While intense eating may feel out of control, and unnatural, it is a normal response to starving and dieting. Yet so often, post-diet eating is viewed as having “no willpower,” or a character defect. But when you interpret post-diet eating as such, it slowly erodes trust in yourself with food, diet after diet. Every diet violation, every eating situation that feels out of control lays the foundation for the “diet mentality,” brick by brick and diet by diet. The seemingly brave solution—try harder next time—becomes as bewildering as the Chinese finger puzzle. You can’t fight biology. When the body is starving, it needs to be nourished.
Yet so often a dieter laments, “If only I had the willpower.” Clearly, this is not an issue of willpower. (Although glowing testimonials from weight loss clinics foster this misplaced blame on willpower.) When underfed, you will obsess about food—whether from a self-imposed diet or starvation.
Maybe you don’t diet but eat vigilantly in the name of health and fitness. This seems to be the politically correct term for “dieting” in the nineties. But for many, it’s the same food issue—with the same symptoms. Avoiding fat or carbohydrates, at all costs, and subsisting virtually on fat-free or carbohydrate-free foods is essentially dieting, and often results in being underfed. There are many forms of dieting and many types of dieters. We will explore your dieting personality and meet the Intuitive Eater in the next chapter.
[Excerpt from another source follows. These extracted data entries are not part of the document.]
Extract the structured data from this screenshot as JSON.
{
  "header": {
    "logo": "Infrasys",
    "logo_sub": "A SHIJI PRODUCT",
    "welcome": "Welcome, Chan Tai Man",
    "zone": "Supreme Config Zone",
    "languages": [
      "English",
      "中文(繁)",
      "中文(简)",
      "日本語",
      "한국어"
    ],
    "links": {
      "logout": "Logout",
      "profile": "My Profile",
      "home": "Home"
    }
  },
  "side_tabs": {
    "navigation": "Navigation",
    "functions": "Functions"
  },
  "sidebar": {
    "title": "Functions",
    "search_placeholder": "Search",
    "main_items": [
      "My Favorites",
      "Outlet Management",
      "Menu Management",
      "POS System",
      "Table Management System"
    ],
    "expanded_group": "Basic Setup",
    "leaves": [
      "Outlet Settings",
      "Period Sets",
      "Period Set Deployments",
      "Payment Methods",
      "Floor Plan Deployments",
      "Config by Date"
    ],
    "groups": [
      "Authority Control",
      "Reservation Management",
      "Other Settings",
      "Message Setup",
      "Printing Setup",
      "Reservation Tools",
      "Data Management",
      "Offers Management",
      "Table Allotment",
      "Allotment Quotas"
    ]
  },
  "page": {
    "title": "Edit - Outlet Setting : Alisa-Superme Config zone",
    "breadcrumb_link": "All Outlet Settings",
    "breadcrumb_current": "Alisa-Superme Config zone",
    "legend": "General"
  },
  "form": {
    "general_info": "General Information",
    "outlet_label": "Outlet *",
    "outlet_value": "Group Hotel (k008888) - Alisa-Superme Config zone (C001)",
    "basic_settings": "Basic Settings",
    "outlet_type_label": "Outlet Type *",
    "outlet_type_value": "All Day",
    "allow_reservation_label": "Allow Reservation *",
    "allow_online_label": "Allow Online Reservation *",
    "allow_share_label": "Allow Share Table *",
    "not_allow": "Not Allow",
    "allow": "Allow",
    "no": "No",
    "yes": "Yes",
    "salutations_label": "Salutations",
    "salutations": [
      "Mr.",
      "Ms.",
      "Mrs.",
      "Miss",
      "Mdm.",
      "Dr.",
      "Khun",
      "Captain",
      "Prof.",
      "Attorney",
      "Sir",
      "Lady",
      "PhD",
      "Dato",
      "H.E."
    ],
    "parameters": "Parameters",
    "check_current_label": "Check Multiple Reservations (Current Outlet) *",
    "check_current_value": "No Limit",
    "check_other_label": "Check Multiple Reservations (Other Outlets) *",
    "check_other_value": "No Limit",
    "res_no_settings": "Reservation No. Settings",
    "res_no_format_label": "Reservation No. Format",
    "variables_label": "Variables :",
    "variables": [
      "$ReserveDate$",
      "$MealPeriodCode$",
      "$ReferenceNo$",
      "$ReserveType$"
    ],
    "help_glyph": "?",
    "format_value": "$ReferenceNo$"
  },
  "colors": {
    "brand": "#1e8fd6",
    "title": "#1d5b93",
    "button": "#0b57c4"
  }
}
DIETING INCREASES YOUR RISK FOR GAINING MORE WEIGHT!
If dieting programs had to stand up to the same scrutiny as medications, they would never be allowed for public consumption. Imagine, for example, taking an asthma medication, which improves your breathing for a few weeks, but in the long run, causes your lungs and breathing to worsen. Would you really embark on a diet (even a so-called “sensible diet”), if you knew that it could cause you to gain more weight?
Here are some sobering studies indicating that dieting promotes weight gain:
• A team of UCLA researchers reviewed thirty-one long-term studies on dieting and concluded that dieting is a consistent predictor of weight gain—up to two-thirds of the people regained more weight than they lost (Mann, et al, 2007).
• Research on nearly seventeen thousand kids ages nine to fourteen years old concluded, “… in the long term, dieting to control weight is not only ineffective, it may actually promote weight gain” (Field et al. 2003).
• Teenage dieters had twice the risk of becoming overweight, compared to non-dieting teens, according to a five-year study (Neumark-Sztainer et al. 2006). Notably, at baseline, the dieters did not weigh more than their non-dieting peers. This is an important detail, because if the dieters weighed more it would be a confounding factor (which would implicate other factors, rather than dieting, such as genetics).
A novel study on over 2,000 sets of twins from Finland, aged 16 to 25 years old showed that dieting itself, independent of genetics, is significantly associated with accelerated weight gain and increased risk of becoming overweight (Pietilaineet et al. 2011). Dieting twins, who embarked on just one intentional weight loss episode, were nearly two to three times more likely to become overweight, compared to their non-dieting twin counterpart. Furthermore, the risk of becoming overweight increased in a dose-dependent manner, with each dieting episode.
Studies aside—what have your own dieting experiences shown you? Many of our patients and workshop participants say their first diet was easy—the pounds just melted off. But that first dieting experience is the seduction trap, which launches the futile pursuit of weight loss via dieting. We say futile—because our bodies are very smart and wired for survival.
Biologically, your body experiences the dieting process as a form of starvation. Your cells don’t know you are voluntarily restricting your food intake. Your body shifts into primal survival mode—metabolism slows down and food cravings escalate. And with each diet, the body learns and adapts, resulting in rebound weight gain. Consequently, many of our patients feel like they are a failure—but it is dieting that has failed them.